Haverá olhar especial sobre determinada cultura, como as voltadas para abastecimento interno?
Temos um diagnóstico da necessidade de aumentar a produção de arroz, feijão, mandioca e hortaliças. O levantamento da Conab mostra que esta safra é a menor lavoura plantada com arroz e feijão dos últimos 46 anos, desde 1977. São duas culturas que temos de olhar com muita atenção e dar ao agricultor a garantia de que, se ele produzir essas culturas, ele terá lucro. E fazemos isso com políticas públicas. A Conab quer garantir preço mínimo justo, que dê lucro ao produtor e garantir a compra. Estamos preparando as estruturas de compras públicas, não somente no PAA que será potencializado, mas também o PNAE (Programa Nacional de Alimentação Escolar) que foi reformulado e acrescido em R$ 1,5 bilhão, no total de R$ 5,5 bilhões, sendo 30% no mínimo para ser comprado da agricultura familiar. É um conjunto de ações com o qual daremos viabilidade econômica para o agricultor que produzir comida.
Para outros produtos, além do milho, como arroz, feijão e trigo, há a previsão de formação de estoques públicos para este ano ou ainda está sendo estudado?

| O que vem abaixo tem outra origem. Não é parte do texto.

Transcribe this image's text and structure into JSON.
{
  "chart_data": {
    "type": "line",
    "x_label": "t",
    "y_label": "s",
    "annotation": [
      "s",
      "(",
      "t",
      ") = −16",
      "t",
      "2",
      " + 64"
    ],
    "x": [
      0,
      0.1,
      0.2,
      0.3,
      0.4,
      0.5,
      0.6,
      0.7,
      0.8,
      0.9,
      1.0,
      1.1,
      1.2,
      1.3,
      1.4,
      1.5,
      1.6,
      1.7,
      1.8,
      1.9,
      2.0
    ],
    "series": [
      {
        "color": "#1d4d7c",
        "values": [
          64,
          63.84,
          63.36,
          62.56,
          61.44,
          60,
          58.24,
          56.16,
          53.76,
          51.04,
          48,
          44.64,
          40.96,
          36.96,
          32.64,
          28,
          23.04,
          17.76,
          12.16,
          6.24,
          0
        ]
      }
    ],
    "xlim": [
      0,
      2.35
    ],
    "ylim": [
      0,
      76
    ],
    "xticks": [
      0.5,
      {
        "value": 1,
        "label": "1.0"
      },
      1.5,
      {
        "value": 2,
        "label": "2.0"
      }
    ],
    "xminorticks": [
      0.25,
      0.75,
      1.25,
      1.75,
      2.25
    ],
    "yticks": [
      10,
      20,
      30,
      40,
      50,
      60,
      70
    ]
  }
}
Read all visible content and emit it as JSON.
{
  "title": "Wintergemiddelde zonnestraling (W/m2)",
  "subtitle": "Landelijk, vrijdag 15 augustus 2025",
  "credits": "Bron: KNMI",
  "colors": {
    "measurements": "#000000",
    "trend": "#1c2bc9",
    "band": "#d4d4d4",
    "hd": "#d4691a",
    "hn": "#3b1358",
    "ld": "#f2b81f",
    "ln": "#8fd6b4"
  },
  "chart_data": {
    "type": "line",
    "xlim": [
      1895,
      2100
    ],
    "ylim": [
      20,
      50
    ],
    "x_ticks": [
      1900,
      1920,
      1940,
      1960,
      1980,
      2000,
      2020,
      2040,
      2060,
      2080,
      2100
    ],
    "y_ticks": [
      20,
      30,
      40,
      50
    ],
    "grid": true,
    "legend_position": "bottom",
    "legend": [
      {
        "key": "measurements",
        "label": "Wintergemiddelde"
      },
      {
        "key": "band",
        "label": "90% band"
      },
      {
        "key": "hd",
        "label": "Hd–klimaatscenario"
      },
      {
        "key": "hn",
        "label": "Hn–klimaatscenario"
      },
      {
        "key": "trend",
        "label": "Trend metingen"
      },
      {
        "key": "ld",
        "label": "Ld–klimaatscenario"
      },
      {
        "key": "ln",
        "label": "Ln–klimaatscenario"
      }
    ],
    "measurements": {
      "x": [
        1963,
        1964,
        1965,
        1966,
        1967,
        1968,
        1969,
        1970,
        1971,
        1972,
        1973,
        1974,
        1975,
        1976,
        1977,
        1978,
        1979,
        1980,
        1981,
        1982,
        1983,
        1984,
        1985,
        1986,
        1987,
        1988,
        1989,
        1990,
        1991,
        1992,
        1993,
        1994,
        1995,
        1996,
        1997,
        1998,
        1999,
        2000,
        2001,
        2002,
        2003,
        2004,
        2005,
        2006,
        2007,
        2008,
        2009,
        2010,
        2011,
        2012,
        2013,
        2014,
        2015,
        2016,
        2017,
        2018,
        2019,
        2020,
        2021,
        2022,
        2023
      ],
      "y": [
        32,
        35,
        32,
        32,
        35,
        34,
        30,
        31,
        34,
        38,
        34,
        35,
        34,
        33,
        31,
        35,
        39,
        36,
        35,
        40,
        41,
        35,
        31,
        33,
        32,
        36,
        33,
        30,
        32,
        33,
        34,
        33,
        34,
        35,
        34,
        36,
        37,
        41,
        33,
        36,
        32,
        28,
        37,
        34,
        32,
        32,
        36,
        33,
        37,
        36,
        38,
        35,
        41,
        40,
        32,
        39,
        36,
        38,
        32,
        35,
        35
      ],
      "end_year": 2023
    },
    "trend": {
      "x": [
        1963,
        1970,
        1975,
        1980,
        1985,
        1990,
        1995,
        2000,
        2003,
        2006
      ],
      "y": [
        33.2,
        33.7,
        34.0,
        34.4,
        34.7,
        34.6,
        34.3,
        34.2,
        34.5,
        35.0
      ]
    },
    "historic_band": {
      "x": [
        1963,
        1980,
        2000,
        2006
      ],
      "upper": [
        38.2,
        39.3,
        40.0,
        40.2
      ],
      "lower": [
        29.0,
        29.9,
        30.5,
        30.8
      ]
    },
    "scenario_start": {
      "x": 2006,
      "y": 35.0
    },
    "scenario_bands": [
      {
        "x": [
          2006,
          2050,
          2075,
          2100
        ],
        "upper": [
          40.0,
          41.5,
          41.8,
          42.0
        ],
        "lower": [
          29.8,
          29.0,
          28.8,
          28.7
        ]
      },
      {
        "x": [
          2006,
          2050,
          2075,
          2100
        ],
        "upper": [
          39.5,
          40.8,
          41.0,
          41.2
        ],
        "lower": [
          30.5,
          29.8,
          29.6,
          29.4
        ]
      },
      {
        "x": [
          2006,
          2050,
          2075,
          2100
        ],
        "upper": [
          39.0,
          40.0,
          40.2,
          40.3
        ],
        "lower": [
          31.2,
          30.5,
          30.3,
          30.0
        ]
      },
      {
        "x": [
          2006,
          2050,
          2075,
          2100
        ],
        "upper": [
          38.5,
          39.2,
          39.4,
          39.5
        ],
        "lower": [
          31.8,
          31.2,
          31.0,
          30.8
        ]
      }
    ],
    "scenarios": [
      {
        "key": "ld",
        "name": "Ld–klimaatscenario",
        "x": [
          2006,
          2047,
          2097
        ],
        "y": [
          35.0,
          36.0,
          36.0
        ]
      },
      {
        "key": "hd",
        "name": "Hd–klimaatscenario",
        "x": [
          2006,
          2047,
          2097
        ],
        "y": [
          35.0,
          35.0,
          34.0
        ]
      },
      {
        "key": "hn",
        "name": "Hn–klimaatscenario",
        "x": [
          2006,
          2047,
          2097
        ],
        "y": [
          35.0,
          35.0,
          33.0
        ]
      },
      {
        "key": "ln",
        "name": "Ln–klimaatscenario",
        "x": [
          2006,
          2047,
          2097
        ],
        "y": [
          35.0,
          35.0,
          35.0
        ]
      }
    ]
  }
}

Primeiro, precisamos olhar a nossa capacidade estática de armazenamento e onde necessita ser ampliada. Temos de preparar as estruturas da Conab para operacionalizar uma política mais massiva nesse sentido. Trabalhamos com o horizonte de aumentar a produção, dando garantia de preço e garantia de compra. Feijão, arroz e mandioca são três produtos que olhamos com muita atenção para aumentar a produção e garantir estoque público, porque assim é o governo mais uma vez fazendo a regulação de quem produz e quem consome. O governo deixou de fazer isso e, nos últimos quatro anos, a inflação dos alimentos foi o dobro da inflação geral, de 57% ante 30%.
O setor produtivo foi muito crítico na questão da retomada da política de estoques públicos. O agro empresarial teme o retorno daqueles grandes estoques reguladores feitos pela Conab no passado e vê como política intervencionista. Agora, estamos falando de que volume de estoque e por que retomar esse tipo de medida?
Não trabalhamos com política de intervenção. Não é isso que pretendemos fazer, mas o setor tem de concordar conosco que a política que foi traçada e implementada no último governo não funcionou. Pelo contrário, deixou os agricultores vulneráveis, levando mesmo aqueles que produziam de forma mais diversificada a vender ou arrendar a sua terra ou a migrar para a monocultura de exportação. Estamos falando de estoques públicos pelo menos para atender o mercado interno. Queremos garantir formação de estoque para que o povo brasileiro se alimente na quantidade e com a qualidade necessárias. Essa é a nossa política de estoques públicos.
Ainda em políticas de apoio à comercialização dos grãos, as cooperativas pedem, além da AGF de milho, leilões de Prêmio para Escoamento de Produto (PEP) e Prêmio Equalizador Pago ao Produtor Rural (Pepro) para milho e trigo – negociados em alguns estados abaixo do custo de produção. São instrumentos que estão no radar da Conab para este semestre?
Há possibilidade. Isso faz parte de uma decisão do governo. Para isso, o setor tem de vir até o governo de forma organizada e trazer essa necessidade. A Conab operacionaliza, mas ainda não chegou essa demanda do setor de forma organizada. Sabemos que tem necessidade, mas ainda não sabemos o tamanho.
O governo cogita também elevar o preço mínimo de alguns grãos, como arroz, para estimular a produção. Já houve sinalizações de ministros quanto a puxar para cima os preços de alguns grãos para tornar o plantio atrativo. Como conciliar o incentivo à produção e o controle da inflação dos alimentos?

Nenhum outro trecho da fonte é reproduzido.